The task is solved by the fact that the device, which contains a clock pulse generator, a counter, a decoder, a matrix of cells forming the topology of the investigated graph, each cell of which consists of a trigger and an element AND, the first input of which is connected to the output of the trigger, a group of elements OR by the number of columns of the matrix cells forming the topology of the studied graph, the registration block, and the output of the clock pulse generator is connected to the input of the counter, the output of the counter is connected to the input of the decoder, the outputs of the elements | cells of one column of the matrix of the topology formation of the investigated graph are connected to the inputs of the corresponding column of the OR element, the input of the clock pulse generator is the input of starting the device, the zero inputs of the triggers of all the cells of the matrix of the topology formation of the investigated graph are combined and connected to the input of resetting the device to the initial state, single the inputs of the triggers of all cells of the matrix of the formation of the topology of the studied graph are the setting inputs of the device, according to the useful Ge!

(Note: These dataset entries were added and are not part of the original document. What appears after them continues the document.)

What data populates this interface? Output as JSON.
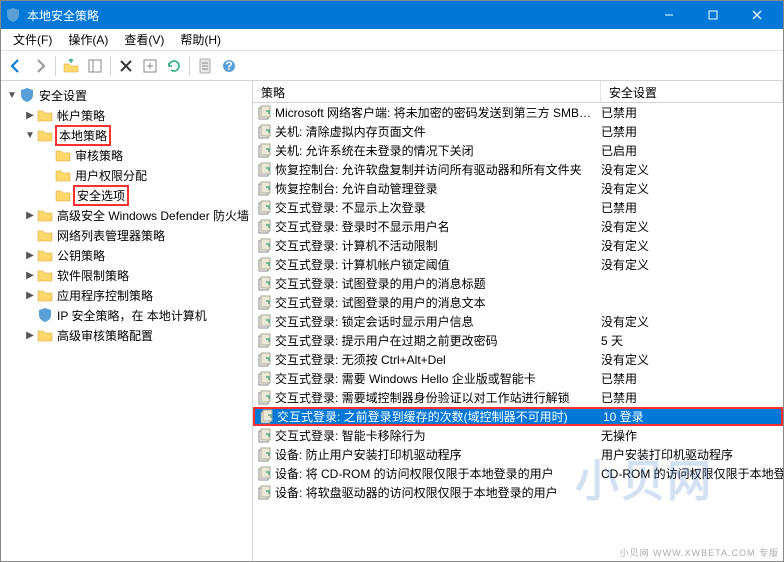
{
  "window": {
    "title": "本地安全策略"
  },
  "menus": {
    "file": "文件(F)",
    "action": "操作(A)",
    "view": "查看(V)",
    "help": "帮助(H)"
  },
  "tree": {
    "root": "安全设置",
    "items": [
      {
        "label": "帐户策略",
        "depth": 1,
        "expander": "▶",
        "icon": "folder"
      },
      {
        "label": "本地策略",
        "depth": 1,
        "expander": "▼",
        "icon": "folder",
        "highlight": true
      },
      {
        "label": "审核策略",
        "depth": 2,
        "expander": "",
        "icon": "folder"
      },
      {
        "label": "用户权限分配",
        "depth": 2,
        "expander": "",
        "icon": "folder"
      },
      {
        "label": "安全选项",
        "depth": 2,
        "expander": "",
        "icon": "folder",
        "highlight": true
      },
      {
        "label": "高级安全 Windows Defender 防火墙",
        "depth": 1,
        "expander": "▶",
        "icon": "folder"
      },
      {
        "label": "网络列表管理器策略",
        "depth": 1,
        "expander": "",
        "icon": "folder-net"
      },
      {
        "label": "公钥策略",
        "depth": 1,
        "expander": "▶",
        "icon": "folder"
      },
      {
        "label": "软件限制策略",
        "depth": 1,
        "expander": "▶",
        "icon": "folder"
      },
      {
        "label": "应用程序控制策略",
        "depth": 1,
        "expander": "▶",
        "icon": "folder"
      },
      {
        "label": "IP 安全策略，在 本地计算机",
        "depth": 1,
        "expander": "",
        "icon": "shield"
      },
      {
        "label": "高级审核策略配置",
        "depth": 1,
        "expander": "▶",
        "icon": "folder"
      }
    ]
  },
  "list": {
    "header_policy": "策略",
    "header_setting": "安全设置",
    "rows": [
      {
        "policy": "Microsoft 网络客户端: 将未加密的密码发送到第三方 SMB…",
        "setting": "已禁用"
      },
      {
        "policy": "关机: 清除虚拟内存页面文件",
        "setting": "已禁用"
      },
      {
        "policy": "关机: 允许系统在未登录的情况下关闭",
        "setting": "已启用"
      },
      {
        "policy": "恢复控制台: 允许软盘复制并访问所有驱动器和所有文件夹",
        "setting": "没有定义"
      },
      {
        "policy": "恢复控制台: 允许自动管理登录",
        "setting": "没有定义"
      },
      {
        "policy": "交互式登录: 不显示上次登录",
        "setting": "已禁用"
      },
      {
        "policy": "交互式登录: 登录时不显示用户名",
        "setting": "没有定义"
      },
      {
        "policy": "交互式登录: 计算机不活动限制",
        "setting": "没有定义"
      },
      {
        "policy": "交互式登录: 计算机帐户锁定阈值",
        "setting": "没有定义"
      },
      {
        "policy": "交互式登录: 试图登录的用户的消息标题",
        "setting": ""
      },
      {
        "policy": "交互式登录: 试图登录的用户的消息文本",
        "setting": ""
      },
      {
        "policy": "交互式登录: 锁定会话时显示用户信息",
        "setting": "没有定义"
      },
      {
        "policy": "交互式登录: 提示用户在过期之前更改密码",
        "setting": "5 天"
      },
      {
        "policy": "交互式登录: 无须按 Ctrl+Alt+Del",
        "setting": "没有定义"
      },
      {
        "policy": "交互式登录: 需要 Windows Hello 企业版或智能卡",
        "setting": "已禁用"
      },
      {
        "policy": "交互式登录: 需要域控制器身份验证以对工作站进行解锁",
        "setting": "已禁用"
      },
      {
        "policy": "交互式登录: 之前登录到缓存的次数(域控制器不可用时)",
        "setting": "10 登录",
        "selected": true,
        "highlight": true
      },
      {
        "policy": "交互式登录: 智能卡移除行为",
        "setting": "无操作"
      },
      {
        "policy": "设备: 防止用户安装打印机驱动程序",
        "setting": "用户安装打印机驱动程序"
      },
      {
        "policy": "设备: 将 CD-ROM 的访问权限仅限于本地登录的用户",
        "setting": "CD-ROM 的访问权限仅限于本地登录的用户"
      },
      {
        "policy": "设备: 将软盘驱动器的访问权限仅限于本地登录的用户",
        "setting": ""
      }
    ]
  },
  "watermark": "小贝网 WWW.XWBETA.COM 专版"
}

From the Model, it additionally contains a two-digit counter, a group of elements | according to the number of columns of the matrix of cells forming the topology of the investigated graph, the element OR-NOT, the registration block is made in the form of a registration array of cells of an independent set according to the number of columns of the matrix of forming the topology of the investigated graph, each cell of which consists of an element NOT, two elements | and a flip-flop whose zero and odd inputs are connected to the outputs of the first and second AND elements, respectively, and the output of the NOT element. connected to the first input of the first AND element, and the outputs of the OR elements are connected to the first inputs "- the corresponding AND elements, the outputs of the elements | connected to the inputs of the OR-NOT element, the output of the OR-NOT element is connected to the inputs of the NOT elements of all cells of the registration array of the independent set and the first inputs of the second elements | of all cells of the registration array of the independent set, the outputs of the triggers of the cells of the registration array of the independent set are connected to the second inputs of the corresponding elements And, each output of the decoder is connected to the second inputs of the elements And of all cells of the corresponding row of the formation matrix from the topology of the studied graph and to the second inputs of the first and second elements | of the corresponding cell of the registration array of an independent set, the output of the decoder corresponding to the largest value;" of the counter, also connected to the input of the two-bit counter, the output of the higher digit of the two-bit counter is connected to the stop input of the clock pulse generator.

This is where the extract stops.